Adverse events were rare in the 1,396 patients who received a total of several thousand intravitreal injections. Moreover, some adverse events are the result of the procedure (endophthalmitis, retinal detachment, cataract progression), others are mild (vitritis), or an event may also occur as a result of the natural course of AMD itself or with other therapies such as photodynamic therapy and ranibizumab [14, 24]. Although the reported thromboembolic events could have been caused by bevacizumab, the time frame between injection and the event, the presence of additional risk factors, the age of the population, or the increased risk of cardiovascular diseases in patients with AMD make this less likely. On the other hand, patients at risk of a thrombo-embolic event were excluded in some studies.

These results confirm the results of an internet surveillance program in which the follow-up for adverse events in 5,228 patients and 7,113 intravitreal injections with bevacizumab from 70 centres in 12 countries was reported [20]. Adverse events reported were corneal abrasion, lens injury, endophthalmitis, retinal detachment, inflammation or uveitis, cataract progression, acute vision loss, central retinal artery occlusion, subretinal haemorrhage, retinal pigment epithelium tears, blood-pressure elevation, transient ischaemic attack, cerebrovascular accident and death. None of the adverse event rates exceeded 0.21% [22]. These results are also confirmed by a 12-month follow-up study of 1,265 consecutive patients with various diagnoses, including exudative AMD, who received 4,303 intravitreal injections of bevacizumab [46]. Systemic adverse events occurred in eighteen patients (1.5%). These were: acute elevation of blood pressure (0.59%), cerebrovascular accidents (0.5%), myocardial infarction (0.4%), iliac artery aneurysms (0.17%), toe amputation (0.17%) and deaths (0.4%). Ocular adverse events were bacterial endophthalmitis (0.16%), tractional retinal detachment (0.16%), uveitis (0.09%), rhegmatogenous retinal detachment (0.02%) and vitreous haemorrhage. Some of the adverse events may have been the result of the underlying disease. The type and incidence of the reported adverse events in the bevacizumab studies does not seem to be very different from the reported type and incidence from two large RCTs of ranibizumab [12, 38]. The frequency of injections in the two ranibizumab RCTs was monthly for a period of 1 year, while in the studies included in this review only a single intravitreal injection, or three monthly injections with or without repeated injections were given. This treatment will ultimately lead to fewer injection-related adverse events in the latter case.
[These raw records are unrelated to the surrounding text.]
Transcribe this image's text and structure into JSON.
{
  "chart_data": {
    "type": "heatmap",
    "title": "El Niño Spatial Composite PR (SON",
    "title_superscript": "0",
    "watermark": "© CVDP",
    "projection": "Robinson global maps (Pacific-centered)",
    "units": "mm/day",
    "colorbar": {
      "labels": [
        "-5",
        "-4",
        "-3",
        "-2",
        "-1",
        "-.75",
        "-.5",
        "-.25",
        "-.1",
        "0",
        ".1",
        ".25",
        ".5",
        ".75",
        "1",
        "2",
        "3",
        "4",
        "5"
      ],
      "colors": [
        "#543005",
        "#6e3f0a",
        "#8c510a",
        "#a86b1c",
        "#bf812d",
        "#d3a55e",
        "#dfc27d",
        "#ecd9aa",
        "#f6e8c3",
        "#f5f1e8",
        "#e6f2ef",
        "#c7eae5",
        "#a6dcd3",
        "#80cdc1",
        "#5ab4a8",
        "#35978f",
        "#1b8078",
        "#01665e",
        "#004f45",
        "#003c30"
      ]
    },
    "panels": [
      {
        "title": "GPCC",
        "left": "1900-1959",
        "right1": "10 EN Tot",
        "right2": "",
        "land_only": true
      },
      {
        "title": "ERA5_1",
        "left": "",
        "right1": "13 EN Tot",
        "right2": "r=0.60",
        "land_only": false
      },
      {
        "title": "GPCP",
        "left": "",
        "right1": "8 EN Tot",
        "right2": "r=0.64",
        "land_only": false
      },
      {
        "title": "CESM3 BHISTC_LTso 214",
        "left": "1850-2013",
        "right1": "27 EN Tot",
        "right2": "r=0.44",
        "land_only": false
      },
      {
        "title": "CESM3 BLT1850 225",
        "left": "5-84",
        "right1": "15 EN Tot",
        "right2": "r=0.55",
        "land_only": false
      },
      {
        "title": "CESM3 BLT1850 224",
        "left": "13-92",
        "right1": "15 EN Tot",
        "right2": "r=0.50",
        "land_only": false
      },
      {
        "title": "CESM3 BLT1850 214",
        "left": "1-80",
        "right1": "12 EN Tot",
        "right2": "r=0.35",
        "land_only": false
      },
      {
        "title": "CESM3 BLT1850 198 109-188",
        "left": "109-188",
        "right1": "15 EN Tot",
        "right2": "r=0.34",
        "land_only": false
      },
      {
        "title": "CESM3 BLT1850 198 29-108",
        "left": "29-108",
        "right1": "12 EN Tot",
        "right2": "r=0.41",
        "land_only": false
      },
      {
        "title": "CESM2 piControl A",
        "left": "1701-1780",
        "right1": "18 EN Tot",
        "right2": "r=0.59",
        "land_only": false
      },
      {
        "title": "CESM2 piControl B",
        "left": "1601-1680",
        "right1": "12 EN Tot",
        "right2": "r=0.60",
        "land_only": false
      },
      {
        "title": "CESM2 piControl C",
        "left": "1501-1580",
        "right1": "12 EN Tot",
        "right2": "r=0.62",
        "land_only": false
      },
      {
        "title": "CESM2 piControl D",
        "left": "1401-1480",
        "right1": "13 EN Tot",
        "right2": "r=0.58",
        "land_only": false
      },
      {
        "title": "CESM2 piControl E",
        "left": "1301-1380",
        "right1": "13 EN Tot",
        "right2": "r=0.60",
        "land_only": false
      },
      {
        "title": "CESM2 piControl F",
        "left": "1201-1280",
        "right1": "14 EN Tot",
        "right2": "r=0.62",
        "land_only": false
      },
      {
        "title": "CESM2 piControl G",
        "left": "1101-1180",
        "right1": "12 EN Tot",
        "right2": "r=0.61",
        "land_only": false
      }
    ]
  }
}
It is known that Snellen and ETDRS visual acuities don’t match exactly. One shortcoming of this review, therefore, was that Snellen acuities as reported in the various studies were converted to ETDRS scores using a conversion of 0.1 logmar (one Snellen line) to 5 ETDRS letters (one ETDRS line). On the other hand, for patients with macular degeneration in the lower vision range, it was recently shown that visual acuity measurement with Snellen charts may underestimate VA as compared to measurements with ETDRS charts [19]. This implies that the visual acuity results of this systematic review, which included several studies using Snellen charts only, may underestimate visual acuity improvement after bevacizumab as compared to the ETDRS assessments in the ranibizumab trials. [20]

We conclude that bevacizumab is effective in improving VA in exudative AMD, and that its effect is likely to be equivalent to ranibizumab. According to current reports severe adverse events for bevacizumab are rare in the short term.